The whole passion story reminds us that the type of authority of Jesus is different from that of a worldly authority, the type that people seek at all cost; they will snatch it, hold tightly to it and run away with it. Christ emptied himself and became the servant of all. We need this spirit if we are to be “one people healed of all division” and bring an end to the war, violence, selfishness, injustice and conspiracies which divide us. We can treat the “passion of Jesus” in a way that we force a certain sense of grief upon ourselves, blaming our personal sin for Jesus’ death. However, more importantly, we are called to connect Jesus’ experience to our own experience today – an experience that includes life and death, injustice and injustice, violence and peace. We cannot contemplate Jesus’ suffering without contemplating the suffering of our world and its people.

RELATED: HOMILY FOR PALM SUNDAY YEAR A

I feel this was why the crowd outside of Jerusalem were excited even though Jesus has no military, economic, or political power. He is a simple human being with no significant material assets.
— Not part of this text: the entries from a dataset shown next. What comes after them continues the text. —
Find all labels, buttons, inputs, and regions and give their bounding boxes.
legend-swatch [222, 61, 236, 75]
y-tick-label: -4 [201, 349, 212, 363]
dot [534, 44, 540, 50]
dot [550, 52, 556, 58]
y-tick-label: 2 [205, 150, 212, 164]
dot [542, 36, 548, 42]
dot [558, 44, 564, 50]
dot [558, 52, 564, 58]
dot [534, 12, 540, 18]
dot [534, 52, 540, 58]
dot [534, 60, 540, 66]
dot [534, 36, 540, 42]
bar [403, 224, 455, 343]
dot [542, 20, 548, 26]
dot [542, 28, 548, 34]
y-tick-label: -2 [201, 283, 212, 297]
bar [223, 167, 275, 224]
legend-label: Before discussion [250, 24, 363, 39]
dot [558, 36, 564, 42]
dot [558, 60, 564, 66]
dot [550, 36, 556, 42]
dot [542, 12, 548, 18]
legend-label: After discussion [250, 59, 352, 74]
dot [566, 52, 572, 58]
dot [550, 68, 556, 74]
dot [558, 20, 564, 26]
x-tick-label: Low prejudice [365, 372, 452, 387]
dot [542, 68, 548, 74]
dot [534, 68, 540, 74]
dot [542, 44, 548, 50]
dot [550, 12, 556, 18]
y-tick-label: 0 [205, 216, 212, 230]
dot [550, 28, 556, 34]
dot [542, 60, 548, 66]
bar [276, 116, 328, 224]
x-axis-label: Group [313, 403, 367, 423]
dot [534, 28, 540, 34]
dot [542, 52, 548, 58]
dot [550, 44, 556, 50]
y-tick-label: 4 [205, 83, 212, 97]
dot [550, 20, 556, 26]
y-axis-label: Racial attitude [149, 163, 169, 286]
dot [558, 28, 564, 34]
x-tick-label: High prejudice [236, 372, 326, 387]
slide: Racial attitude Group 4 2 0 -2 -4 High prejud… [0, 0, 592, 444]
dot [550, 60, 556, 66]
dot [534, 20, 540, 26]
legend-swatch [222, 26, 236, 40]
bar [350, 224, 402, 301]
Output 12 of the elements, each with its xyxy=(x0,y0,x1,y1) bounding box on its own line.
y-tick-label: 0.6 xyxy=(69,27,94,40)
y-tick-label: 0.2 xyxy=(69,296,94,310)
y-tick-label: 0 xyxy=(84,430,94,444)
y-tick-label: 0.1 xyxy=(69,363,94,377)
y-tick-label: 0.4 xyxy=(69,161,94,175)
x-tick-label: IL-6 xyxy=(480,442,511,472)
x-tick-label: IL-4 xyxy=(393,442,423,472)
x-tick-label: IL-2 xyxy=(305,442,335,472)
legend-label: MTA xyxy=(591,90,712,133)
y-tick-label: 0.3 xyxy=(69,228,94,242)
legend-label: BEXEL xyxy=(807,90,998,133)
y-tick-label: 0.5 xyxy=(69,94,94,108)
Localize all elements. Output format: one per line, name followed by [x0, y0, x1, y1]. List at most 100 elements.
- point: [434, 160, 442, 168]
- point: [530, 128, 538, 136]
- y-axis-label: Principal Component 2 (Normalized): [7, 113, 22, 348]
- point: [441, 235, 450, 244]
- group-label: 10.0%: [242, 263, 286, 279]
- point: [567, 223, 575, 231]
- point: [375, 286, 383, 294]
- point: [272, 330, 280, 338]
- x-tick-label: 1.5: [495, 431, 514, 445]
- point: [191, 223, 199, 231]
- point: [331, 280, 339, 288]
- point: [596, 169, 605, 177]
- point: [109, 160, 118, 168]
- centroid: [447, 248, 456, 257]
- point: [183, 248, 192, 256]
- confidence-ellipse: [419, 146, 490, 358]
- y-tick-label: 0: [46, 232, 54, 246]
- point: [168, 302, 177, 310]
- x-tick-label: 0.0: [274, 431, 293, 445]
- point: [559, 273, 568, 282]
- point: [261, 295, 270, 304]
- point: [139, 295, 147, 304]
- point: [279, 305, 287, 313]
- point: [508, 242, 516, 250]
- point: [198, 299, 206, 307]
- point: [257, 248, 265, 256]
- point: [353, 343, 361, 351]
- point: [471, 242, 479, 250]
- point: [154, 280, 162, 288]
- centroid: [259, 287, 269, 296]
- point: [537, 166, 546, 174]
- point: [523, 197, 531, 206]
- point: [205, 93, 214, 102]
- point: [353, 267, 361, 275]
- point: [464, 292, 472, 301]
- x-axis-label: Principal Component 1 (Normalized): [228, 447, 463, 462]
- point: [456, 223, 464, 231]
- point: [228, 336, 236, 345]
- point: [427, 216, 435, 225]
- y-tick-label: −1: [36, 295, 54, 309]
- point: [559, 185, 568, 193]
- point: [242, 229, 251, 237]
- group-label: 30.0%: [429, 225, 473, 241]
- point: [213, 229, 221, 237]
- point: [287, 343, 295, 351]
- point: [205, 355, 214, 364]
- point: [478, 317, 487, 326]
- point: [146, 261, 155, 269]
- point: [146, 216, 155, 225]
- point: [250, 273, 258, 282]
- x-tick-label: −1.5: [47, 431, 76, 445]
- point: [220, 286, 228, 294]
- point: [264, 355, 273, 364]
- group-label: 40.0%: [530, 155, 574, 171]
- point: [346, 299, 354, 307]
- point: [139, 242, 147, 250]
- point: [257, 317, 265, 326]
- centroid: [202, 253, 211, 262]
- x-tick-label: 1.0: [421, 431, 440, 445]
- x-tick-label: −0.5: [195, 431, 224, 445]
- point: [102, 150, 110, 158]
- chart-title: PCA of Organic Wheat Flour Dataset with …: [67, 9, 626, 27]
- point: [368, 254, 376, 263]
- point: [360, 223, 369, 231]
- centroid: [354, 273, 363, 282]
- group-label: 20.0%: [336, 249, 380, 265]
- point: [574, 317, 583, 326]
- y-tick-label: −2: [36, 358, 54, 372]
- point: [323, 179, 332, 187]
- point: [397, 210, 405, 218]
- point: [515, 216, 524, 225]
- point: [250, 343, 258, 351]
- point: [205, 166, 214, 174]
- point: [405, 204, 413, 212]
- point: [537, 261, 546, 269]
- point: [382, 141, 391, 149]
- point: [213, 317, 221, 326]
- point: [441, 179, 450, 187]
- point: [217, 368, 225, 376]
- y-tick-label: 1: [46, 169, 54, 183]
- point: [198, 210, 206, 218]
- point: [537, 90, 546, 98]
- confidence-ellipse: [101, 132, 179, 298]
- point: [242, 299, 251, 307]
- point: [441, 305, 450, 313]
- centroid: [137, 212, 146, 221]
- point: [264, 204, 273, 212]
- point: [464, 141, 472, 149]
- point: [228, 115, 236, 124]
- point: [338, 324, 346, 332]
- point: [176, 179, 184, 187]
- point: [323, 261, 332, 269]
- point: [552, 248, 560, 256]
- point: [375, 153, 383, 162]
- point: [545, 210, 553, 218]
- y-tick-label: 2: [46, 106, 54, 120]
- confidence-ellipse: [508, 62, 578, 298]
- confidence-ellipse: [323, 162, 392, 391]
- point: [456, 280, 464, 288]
If there is any excitement at all for us, we should ask “why”? As we begin to enter the Holy Week experience, shouldn’t we be ready to give up certain attitudes? [After all Jesus is about to be killed.] Shouldn’t we be discouraged by the human situation today – by war, violence of all sorts, selfishness, failure, injustice, discrimination, poverty, inequality, conspiracy theories, etc.? Do we really want to or need to remember the pain and the sorrow that we see in the passion of Christ?

There was an excitement in Jerusalem at the time of Jesus. If we are excited today, is it a sense of excitement because God is among us and part of our human situation? Is it a sense that God is with us in the midst of all the suffering and injustice? Is it a sense that God is present in the midst of our deepest longings and dreams? Is it a sense that God is present in the midst of our deepest struggle for what is right? Is it a sense that God is here in the midst of the great story of liberation and freedom? Is it a sense that God is calling us to work for liberation and justice? Is it a sense that apparent defeat is not the final word?

Whatever our answers may be, there is someone from God to tell us that we are not forgotten; indeed, God loves us. Jesus, the one with authority, has recognized us, healed our afflictions, and forgiven our sins. The crowd outside of Jerusalem know too that Jesus is a Galilean, an outsider, one of their own, raised up by God. So we should ask ourselves “are we part of the outsiders who are seeking Jesus or are we with the insiders still trying to control him? Just as individual nations and their leaders are seeking to control the world now. Although the gospel passion has an evil crowd, we must read the passion story to find out that God sent his only Son to die for everyone’s sins; yes, and even for the sins of the crowd that put him to death. And we will be assured of this when we wait for Easter Mass next Sunday to celebrate Jesus’ resurrection from the dead, something that no one else ever did.